On Dec. 26, 1982, Time took a risk and placed not a person, but a “Machine of the Year” on the cover of its Jan. 3, 1983, issue: the computer. The cover featured a papier-mâché man sitting at a red table with a PC. Admittedly, this wasn’t Time’s riskiest pick — Joseph Stalin and Adolf Hitler had both been named “Man of the Year” in years prior.
The PC revolution
The “Machine of the Year” designation came at a time when PC sales were doubling each year: going from 724,000 in 1980 to 1.4 million in 1981 to almost 3 million in 1982. As publisher John A. Meyers presciently wrote: “Several human candidates might have represented 1982, but none symbolized the past year more richly, or will be viewed by history as more significant, than a machine: the computer.” Time referenced the PC revolution, which was bringing computers “down to scale” so “people could hold, prod, and play with them.”

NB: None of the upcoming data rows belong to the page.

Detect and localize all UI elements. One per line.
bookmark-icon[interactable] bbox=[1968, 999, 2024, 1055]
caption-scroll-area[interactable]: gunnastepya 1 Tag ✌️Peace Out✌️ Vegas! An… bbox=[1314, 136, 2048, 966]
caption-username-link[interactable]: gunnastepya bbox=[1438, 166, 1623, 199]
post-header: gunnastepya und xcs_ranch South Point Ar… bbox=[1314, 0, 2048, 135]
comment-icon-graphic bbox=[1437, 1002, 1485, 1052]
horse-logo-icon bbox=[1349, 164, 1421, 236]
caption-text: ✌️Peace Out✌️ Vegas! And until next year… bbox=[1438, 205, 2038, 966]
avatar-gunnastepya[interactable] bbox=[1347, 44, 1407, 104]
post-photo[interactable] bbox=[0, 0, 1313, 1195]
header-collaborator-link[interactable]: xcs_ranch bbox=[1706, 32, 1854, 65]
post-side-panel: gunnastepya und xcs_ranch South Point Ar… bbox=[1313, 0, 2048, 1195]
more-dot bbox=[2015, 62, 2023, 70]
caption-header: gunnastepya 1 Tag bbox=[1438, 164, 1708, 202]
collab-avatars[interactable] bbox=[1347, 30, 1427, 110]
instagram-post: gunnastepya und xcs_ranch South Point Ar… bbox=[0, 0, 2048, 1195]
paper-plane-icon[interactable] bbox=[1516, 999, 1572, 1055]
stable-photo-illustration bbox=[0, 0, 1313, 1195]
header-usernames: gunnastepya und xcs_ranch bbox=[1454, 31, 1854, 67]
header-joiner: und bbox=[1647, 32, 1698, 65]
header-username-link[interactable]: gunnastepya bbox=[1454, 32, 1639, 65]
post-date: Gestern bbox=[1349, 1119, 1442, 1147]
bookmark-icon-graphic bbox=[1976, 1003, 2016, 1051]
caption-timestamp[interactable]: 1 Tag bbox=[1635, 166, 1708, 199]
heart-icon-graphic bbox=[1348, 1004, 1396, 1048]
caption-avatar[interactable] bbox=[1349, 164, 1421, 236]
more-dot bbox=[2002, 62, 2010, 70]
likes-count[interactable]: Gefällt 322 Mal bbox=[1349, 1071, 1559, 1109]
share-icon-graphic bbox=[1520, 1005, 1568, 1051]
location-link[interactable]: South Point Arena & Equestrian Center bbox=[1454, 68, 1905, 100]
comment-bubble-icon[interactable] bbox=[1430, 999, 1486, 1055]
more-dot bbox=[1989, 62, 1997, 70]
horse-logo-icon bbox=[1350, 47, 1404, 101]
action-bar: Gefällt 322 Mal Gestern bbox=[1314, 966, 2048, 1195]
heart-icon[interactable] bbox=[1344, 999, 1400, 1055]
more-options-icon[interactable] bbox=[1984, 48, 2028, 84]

#TimeMagazine referenced the #PCrevolution, which was bringing #computers “down to scale” so “people could hold, prod, and play with them.”

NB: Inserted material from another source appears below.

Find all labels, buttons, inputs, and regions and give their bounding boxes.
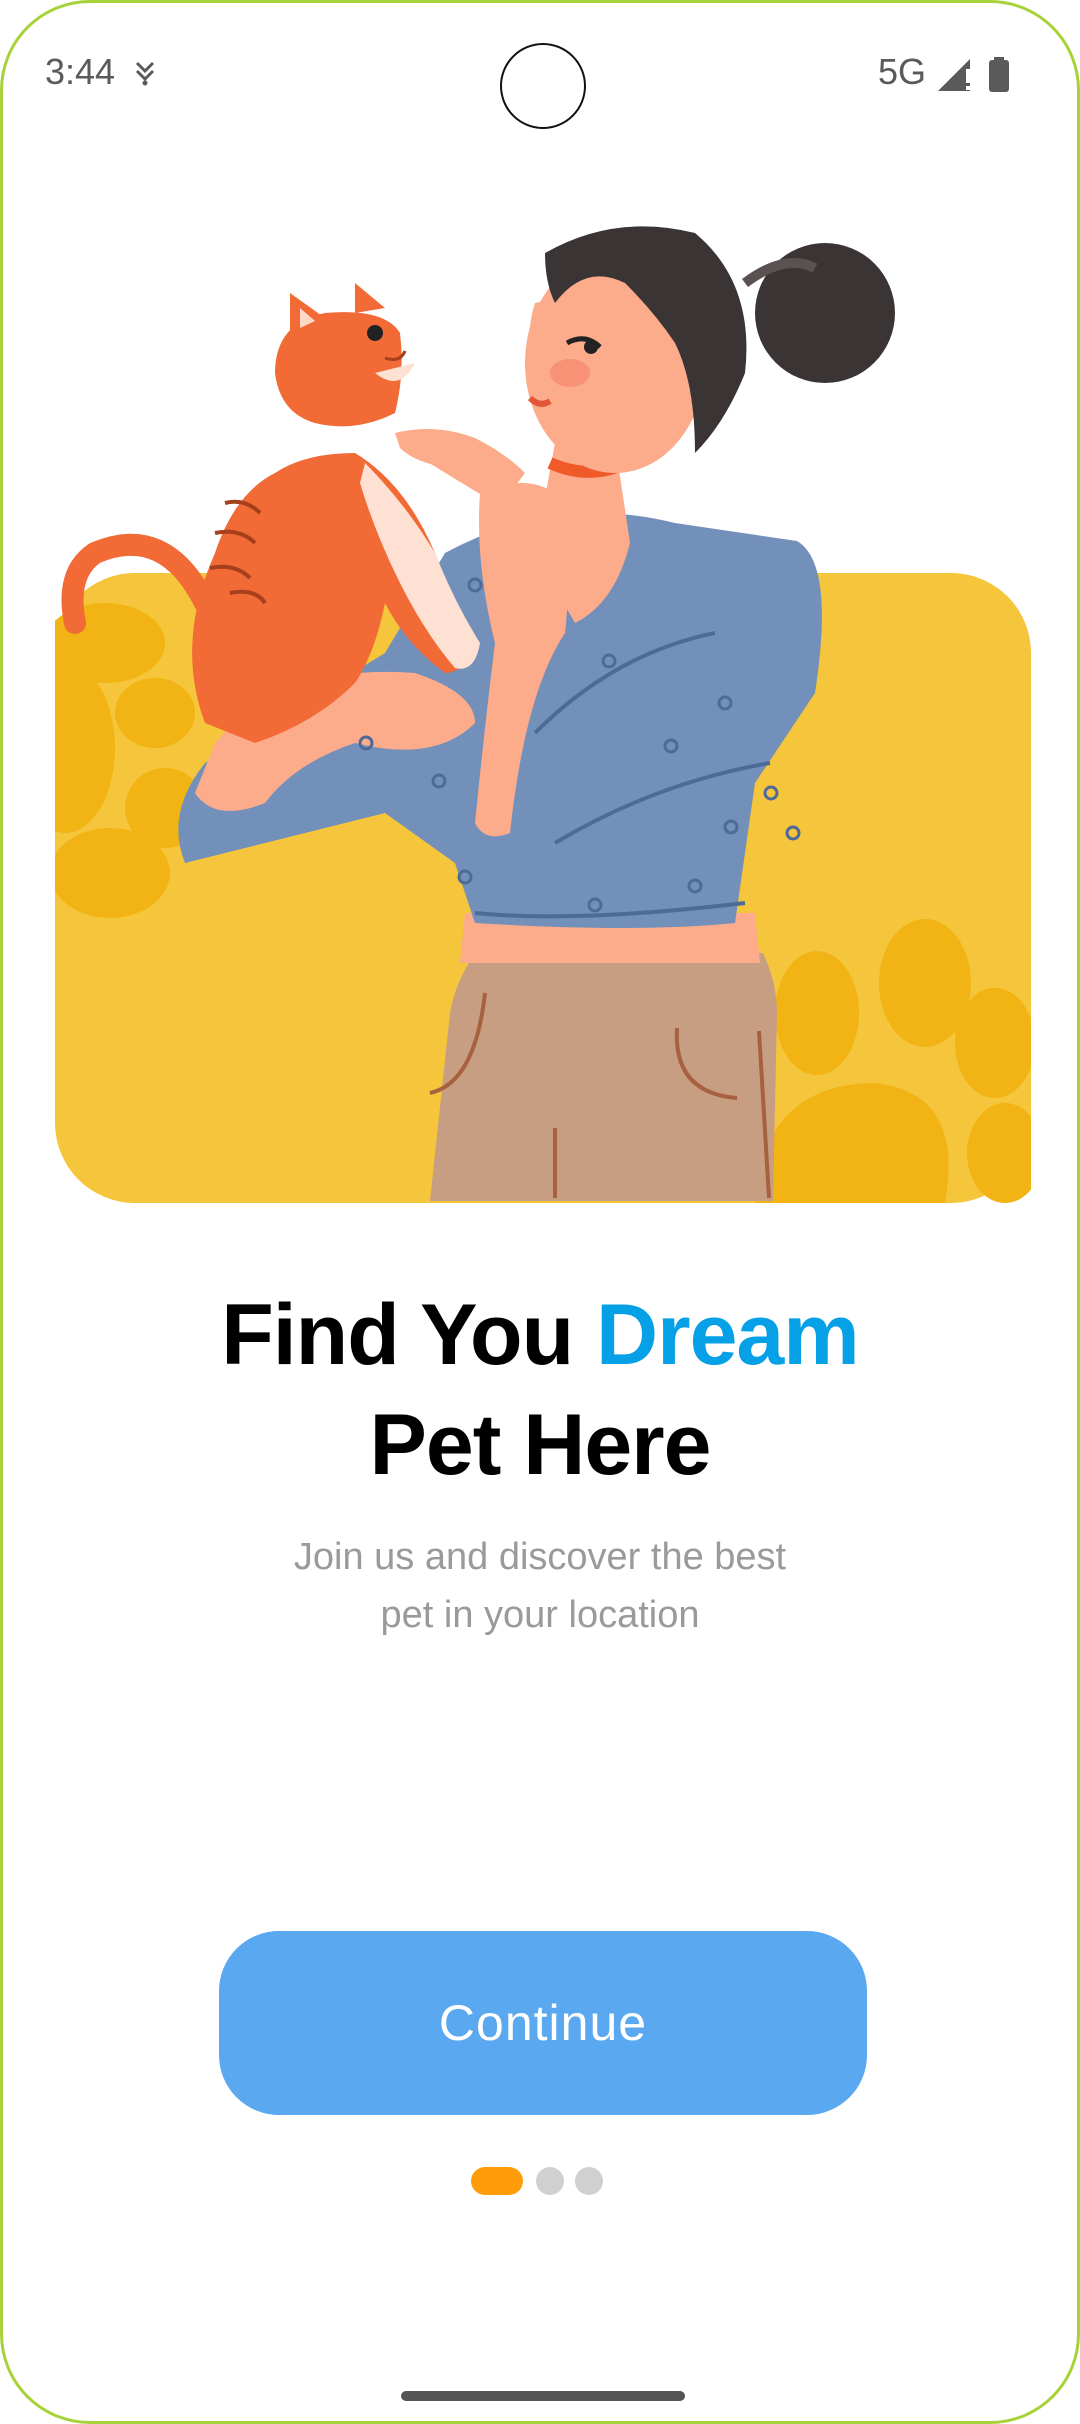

The article referenced Lisa, Apple’s first foray into personal computing, which Apple would introduce to the marketplace in 1983. Despite this mention, Steve Jobs reportedly did not like the “Machine of the Year” issue. Not only had he expected to be named “Person of the Year,” but the article also had revealed that he had a daughter named Lisa, whose paternity he denied.
Interestingly, the journalists who worked on the “Machine of the Year” article used typewriters to write their stories. The Time newsroom upgraded to word processors in 1983.